The defendant is a mutual aid business entity that has entered into a mutual aid agreement on the taxi vehicle B (hereinafter referred to as the "Defendant vehicle").

A, around 17:10 on September 21, 2016, the vehicle C (hereinafter referred to as “Plaintiff”) which is the same vehicle for the company, was driven by the vehicle C (hereinafter referred to as “Plaintiff”), and the three-lanes of the three-lane front of the Escopon in Eunpyeong-gu Seoul Metropolitan Escopon in front of the Escopon in the front of the Escopon in the front of the Escopon. At the same time, the vehicle in front of the vehicle in the front of the vehicle in the front of the vehicle in front of the vehicle in front of the vehicle in front of the vehicle in front of the vehicle in front of the vehicle in front of the vehicle in front of the vehicle in front of the vehicle in front of the vehicle in front of the vehicle in front of the vehicle in front of the vehicle in front of the vehicle in front of the vehicle in front of the vehicle in front of the vehicle in front of the vehicle in front of the vehicle in front of the accident (hereinafter referred to as “accident in this case”).

Until December 19, 2016, the Plaintiff paid insurance proceeds of KRW 5,089,470 to F under the pretext of hospital treatment expenses, agreement fees, etc.
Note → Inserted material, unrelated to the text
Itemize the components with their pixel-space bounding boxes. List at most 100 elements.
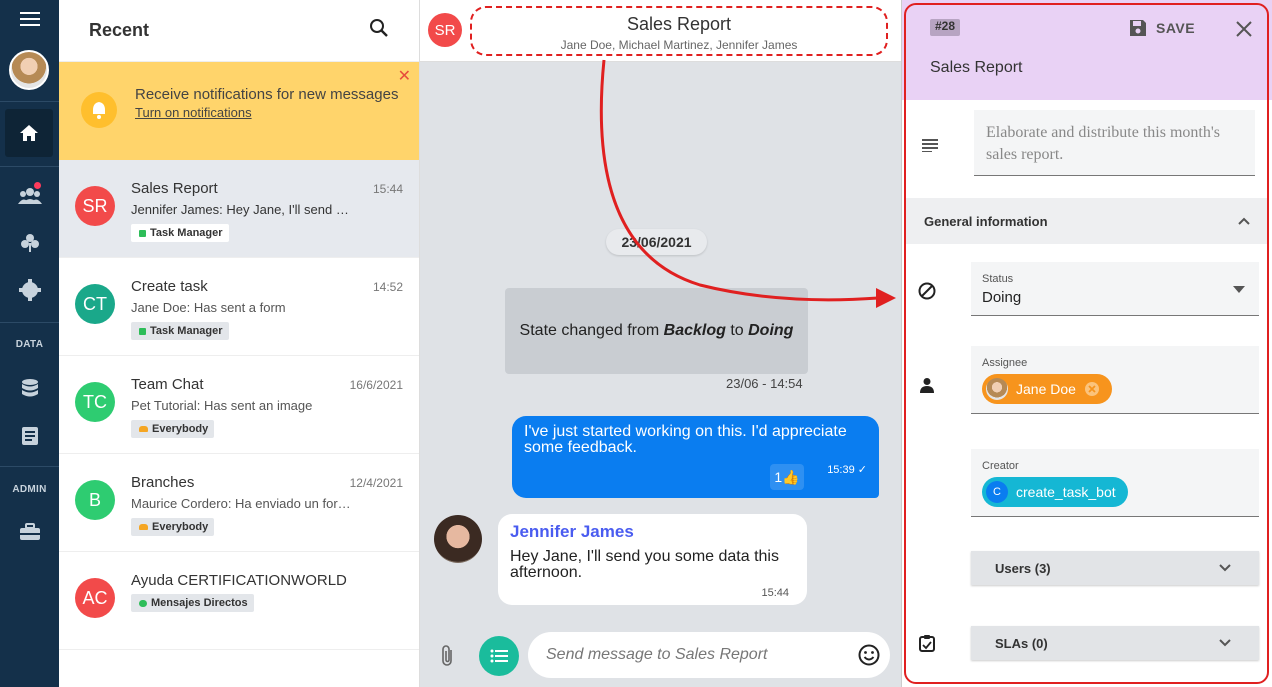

[Ground of recognition] Facts without dispute, Gap evidence Nos. 1 through 6, Eul evidence Nos. 1, 2 and 3, the purport of the whole pleadings

2. The Plaintiff’s assertion that the accident in this case occurred due to the Plaintiff’s failure to perform the duty of front-time care, and thus, constitutes a joint tort caused by the Plaintiff’s fault by the Defendant’s driver at the latest discovered time. In light of the circumstances surrounding the accident in this case, the degree of contribution to the accident in this case by the Plaintiff’s driver and the Defendant’s driver

Inasmuch as the Plaintiff and the Defendant were jointly relieved of liability upon paying the insurance proceeds to the Plaintiff, the Defendant is obligated to pay the Plaintiff the indemnity amount of KRW 2,544,735 (=5,089,470 x 50%).

The defendant's assertion that the accident of this case was stopped at the time, but was launched rapidly, and the direction of the progress of the defendant's vehicle is just.